Newport Beach-based CT Realty is one such example. The company recently submitted plans for a 2.6 million-square-foot industrial and data park center in Phoenix, within the city’s historic Turf Paradise horse racetrack.
It’s part of a growing development pipeline for the firm, which had north of $3 billion in projects underway as of last year. All of its current development activity is outside of Orange County, though it owns some local sites that could hold new projects in the future.
Other local firms with notable Arizona projects underway include Newport Beach-based CapRock Partners.
Phoenix “continues to advance as a critical logistics hub in the West,” according to Bob O’Neill, senior vice president of acquisitions at CapRock Partners.
CT Realty’s proposed project, called Winner’s Circle Business Park, includes eight speculative industrial buildings and two data centers.
The company will need to rezone about 30 acres for the project, which is scheduled to go before the city’s planning commission next month.
CapRock recently signed on its first tenant for CapRock West 202 Logistics, the largest industrial development on record for the city. It will ultimately span 3.4 million square feet on 183 acres.
It wrapped the first, 2.5 million-square-foot phase of the campus in July, around the same time it inked a deal with Colson Group USA for 118,833 square feet.
The second phase will include roughly 827,000 square feet across three buildings, with a delivery timeline not yet determined.
Phoenix vs. OC
Phoenix’s industrial vacancy rate rose 10 basis points to 3.4% during the second quarter, according to a market report from CBRE, as the region’s supply starts to surpass the rate of absorption.

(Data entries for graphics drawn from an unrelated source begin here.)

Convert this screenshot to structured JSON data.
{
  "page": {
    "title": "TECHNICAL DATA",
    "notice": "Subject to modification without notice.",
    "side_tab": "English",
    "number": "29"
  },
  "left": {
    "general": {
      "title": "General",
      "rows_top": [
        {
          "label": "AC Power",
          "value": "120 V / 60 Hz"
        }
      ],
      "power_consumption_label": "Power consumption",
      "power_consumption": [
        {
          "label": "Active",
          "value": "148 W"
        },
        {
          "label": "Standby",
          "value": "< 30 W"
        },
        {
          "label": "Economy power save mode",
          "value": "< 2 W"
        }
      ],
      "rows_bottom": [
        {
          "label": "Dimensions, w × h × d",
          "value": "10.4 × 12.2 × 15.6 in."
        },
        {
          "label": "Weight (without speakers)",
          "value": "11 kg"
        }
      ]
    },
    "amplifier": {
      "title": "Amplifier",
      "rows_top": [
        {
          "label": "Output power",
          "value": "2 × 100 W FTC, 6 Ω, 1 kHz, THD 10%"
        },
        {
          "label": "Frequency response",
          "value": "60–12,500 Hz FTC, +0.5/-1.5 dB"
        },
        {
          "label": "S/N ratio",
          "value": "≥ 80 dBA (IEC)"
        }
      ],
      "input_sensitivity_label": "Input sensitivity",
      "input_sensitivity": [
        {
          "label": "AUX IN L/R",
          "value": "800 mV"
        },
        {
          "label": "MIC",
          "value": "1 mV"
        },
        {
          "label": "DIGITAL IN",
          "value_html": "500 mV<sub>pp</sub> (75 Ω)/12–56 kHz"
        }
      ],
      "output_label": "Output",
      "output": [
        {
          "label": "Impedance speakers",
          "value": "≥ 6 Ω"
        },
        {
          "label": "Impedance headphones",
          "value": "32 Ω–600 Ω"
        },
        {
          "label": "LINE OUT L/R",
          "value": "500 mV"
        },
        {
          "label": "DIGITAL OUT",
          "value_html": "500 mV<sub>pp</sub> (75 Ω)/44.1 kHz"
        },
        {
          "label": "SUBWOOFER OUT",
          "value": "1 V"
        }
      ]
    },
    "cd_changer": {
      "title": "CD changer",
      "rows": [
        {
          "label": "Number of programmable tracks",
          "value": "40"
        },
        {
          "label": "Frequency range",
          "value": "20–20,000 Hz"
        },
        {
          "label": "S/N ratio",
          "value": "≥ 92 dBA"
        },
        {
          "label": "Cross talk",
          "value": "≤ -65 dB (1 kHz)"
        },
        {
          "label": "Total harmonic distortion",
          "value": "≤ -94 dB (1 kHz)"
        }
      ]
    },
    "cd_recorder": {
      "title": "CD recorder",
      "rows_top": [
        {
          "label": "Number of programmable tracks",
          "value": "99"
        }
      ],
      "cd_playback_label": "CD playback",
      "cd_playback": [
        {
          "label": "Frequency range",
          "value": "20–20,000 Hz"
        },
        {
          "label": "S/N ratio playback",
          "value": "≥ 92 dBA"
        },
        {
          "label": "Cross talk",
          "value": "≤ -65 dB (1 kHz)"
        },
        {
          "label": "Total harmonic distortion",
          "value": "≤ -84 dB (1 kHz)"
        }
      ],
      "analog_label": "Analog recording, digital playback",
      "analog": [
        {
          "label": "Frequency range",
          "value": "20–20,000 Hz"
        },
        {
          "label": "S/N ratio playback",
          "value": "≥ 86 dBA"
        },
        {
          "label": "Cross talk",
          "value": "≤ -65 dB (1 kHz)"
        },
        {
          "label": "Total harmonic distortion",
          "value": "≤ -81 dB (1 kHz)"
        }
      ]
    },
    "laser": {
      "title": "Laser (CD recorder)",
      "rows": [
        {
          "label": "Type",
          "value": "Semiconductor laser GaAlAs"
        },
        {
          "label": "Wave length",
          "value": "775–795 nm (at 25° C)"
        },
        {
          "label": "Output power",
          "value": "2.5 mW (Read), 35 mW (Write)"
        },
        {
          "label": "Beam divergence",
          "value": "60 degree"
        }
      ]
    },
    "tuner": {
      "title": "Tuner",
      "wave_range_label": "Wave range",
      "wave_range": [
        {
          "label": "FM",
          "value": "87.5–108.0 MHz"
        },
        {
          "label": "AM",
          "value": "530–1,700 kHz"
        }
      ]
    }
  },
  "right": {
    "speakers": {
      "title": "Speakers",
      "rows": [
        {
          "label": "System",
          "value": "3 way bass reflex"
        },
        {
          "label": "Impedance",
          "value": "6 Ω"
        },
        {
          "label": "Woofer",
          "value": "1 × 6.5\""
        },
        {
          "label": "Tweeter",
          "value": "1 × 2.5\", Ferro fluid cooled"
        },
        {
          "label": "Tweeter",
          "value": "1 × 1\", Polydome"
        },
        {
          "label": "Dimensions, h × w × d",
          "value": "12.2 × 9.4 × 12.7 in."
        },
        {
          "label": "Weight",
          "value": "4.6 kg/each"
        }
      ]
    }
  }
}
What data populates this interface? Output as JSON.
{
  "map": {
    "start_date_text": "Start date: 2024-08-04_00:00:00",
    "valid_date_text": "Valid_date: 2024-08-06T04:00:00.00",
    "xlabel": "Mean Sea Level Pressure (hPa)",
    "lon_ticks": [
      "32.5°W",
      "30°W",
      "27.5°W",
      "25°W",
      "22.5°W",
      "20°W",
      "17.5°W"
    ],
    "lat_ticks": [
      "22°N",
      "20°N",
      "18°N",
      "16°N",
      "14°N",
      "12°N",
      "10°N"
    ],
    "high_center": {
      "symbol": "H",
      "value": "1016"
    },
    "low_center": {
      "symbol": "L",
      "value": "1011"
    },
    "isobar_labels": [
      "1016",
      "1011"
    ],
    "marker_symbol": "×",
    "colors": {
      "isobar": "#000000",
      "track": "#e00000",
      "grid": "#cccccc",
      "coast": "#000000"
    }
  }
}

Nearly 3.4 million square feet of industrial product in that market was delivered during the second quarter, according to JLL.
Orange County’s vacancy rate, meanwhile, has been on the rise since hitting historic lows last year, with last quarter’s rate up slightly to 2.1%, according to JLL.
The county last quarter recorded its first negative net absorption since 2021, though a limited development pipeline is expected to maintain the region’s low vacancy.
Turmoil in the nation’s capital markets has troubled the industrial development pipeline, according to Rockefeller Group executive Brett Anderson.
The Irvine-based firm has found opportunity in the Inland Empire, where the company paid $13.4 million for a 14-acre parcel to develop a 259,000-square-foot distribution center.
The project, dubbed Patterson Commerce Center, will be located next to a 1.4 million- square-foot logistics center that Rockefeller completed and sold in 2018.
“Tenant demand for quality Class A industrial buildings in the Inland Empire East remains strong for right-sized buildings,” Anderson, vice president for Rockefeller Group’s West Region, said.